(no title)
leanzubrezki | 4 years ago
The most common user story is:
1) User uses Notion for personal use or is part of a business or organization workspace.
2) Already has databases in the workspace for different purposes, projects, tasks, leads, expenses, backlog, sprints, HR candidates, employees, etc. Notion has a list of customers and use cases that it is quite insightful here -> https://www.notion.so/customers
3) Now the journey separates in different stories:
- Have a copy of Notion databases as backup.
- Use Notion databases data as input to other services, and uses Sheets as the middle men.
- Do business intelligence from Notion databases, you can use Google Data Studio for example.
- Have charts from their Notion databases and embed them back in Notion.
- Show summarized information and statistics from Notion databases in a page.
- Share data from a database without giving access or sharing the entire database or page.

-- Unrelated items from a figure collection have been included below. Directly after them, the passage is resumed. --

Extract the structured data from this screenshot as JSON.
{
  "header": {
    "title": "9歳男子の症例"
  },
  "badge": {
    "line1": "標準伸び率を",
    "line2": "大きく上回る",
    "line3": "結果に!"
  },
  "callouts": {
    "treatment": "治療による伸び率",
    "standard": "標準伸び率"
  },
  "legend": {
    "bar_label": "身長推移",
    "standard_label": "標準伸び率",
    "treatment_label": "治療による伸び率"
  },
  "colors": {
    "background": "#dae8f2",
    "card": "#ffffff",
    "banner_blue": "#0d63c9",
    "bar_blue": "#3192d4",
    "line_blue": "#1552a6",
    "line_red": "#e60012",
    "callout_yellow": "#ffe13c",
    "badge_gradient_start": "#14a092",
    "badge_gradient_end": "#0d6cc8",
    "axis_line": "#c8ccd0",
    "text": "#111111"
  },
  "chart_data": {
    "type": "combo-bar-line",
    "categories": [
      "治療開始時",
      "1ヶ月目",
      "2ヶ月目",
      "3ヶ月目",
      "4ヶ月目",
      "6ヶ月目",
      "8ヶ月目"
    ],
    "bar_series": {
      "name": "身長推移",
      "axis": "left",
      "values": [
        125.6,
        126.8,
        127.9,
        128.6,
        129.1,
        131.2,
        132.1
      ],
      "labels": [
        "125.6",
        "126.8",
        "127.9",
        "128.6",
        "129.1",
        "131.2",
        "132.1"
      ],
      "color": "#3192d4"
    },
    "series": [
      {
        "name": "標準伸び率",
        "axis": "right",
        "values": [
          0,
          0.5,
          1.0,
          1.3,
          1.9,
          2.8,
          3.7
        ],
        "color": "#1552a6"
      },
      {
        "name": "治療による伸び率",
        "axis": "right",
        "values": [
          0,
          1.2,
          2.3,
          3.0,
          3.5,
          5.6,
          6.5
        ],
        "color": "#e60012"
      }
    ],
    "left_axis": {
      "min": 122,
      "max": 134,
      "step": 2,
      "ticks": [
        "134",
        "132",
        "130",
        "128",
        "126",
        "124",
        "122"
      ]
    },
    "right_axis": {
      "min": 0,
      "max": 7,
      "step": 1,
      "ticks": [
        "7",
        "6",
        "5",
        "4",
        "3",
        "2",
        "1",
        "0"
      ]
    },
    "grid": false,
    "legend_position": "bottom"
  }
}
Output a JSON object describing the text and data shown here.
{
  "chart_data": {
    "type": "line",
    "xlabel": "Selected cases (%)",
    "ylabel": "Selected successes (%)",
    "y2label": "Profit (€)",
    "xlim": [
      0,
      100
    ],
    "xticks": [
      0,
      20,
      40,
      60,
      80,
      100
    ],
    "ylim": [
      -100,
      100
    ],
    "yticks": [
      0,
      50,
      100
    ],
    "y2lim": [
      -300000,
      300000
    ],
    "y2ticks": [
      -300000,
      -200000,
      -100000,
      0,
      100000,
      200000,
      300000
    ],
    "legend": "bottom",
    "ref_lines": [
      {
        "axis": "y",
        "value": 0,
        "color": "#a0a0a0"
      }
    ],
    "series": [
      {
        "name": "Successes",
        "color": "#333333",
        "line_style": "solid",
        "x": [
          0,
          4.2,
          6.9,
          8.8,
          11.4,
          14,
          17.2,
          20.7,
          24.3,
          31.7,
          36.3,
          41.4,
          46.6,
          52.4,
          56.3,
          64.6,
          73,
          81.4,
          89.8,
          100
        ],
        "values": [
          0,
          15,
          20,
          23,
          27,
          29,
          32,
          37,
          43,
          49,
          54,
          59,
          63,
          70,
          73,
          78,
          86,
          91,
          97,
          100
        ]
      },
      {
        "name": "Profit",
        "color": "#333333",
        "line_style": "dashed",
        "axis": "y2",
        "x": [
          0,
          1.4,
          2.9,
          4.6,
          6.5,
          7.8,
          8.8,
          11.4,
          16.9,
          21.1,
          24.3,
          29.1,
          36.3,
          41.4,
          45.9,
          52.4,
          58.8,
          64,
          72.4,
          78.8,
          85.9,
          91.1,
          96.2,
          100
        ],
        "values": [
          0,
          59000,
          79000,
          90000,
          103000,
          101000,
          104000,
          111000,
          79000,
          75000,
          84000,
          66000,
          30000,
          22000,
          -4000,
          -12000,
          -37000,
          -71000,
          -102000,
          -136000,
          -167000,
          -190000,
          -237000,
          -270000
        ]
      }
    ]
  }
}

- Get third party data into Sheets and then from there to Notion.
- Use Sheets formulas that are not available in Notion, like GOOGLEFINANCE, IMPORTXML to scrape data, etc and have that data available in Notion.
So most of the time if not all, is having Google Sheets as a middle point to then enable the usage of not only Sheets features, but also all the integrations that are built around it. The value of Notion2Sheets is unlocking that.Something to keep in mind, there are 2 hard limits:
Sheets -> 100 request in 100 seconds per user.
Notion -> 3 request in 1 second per workspace.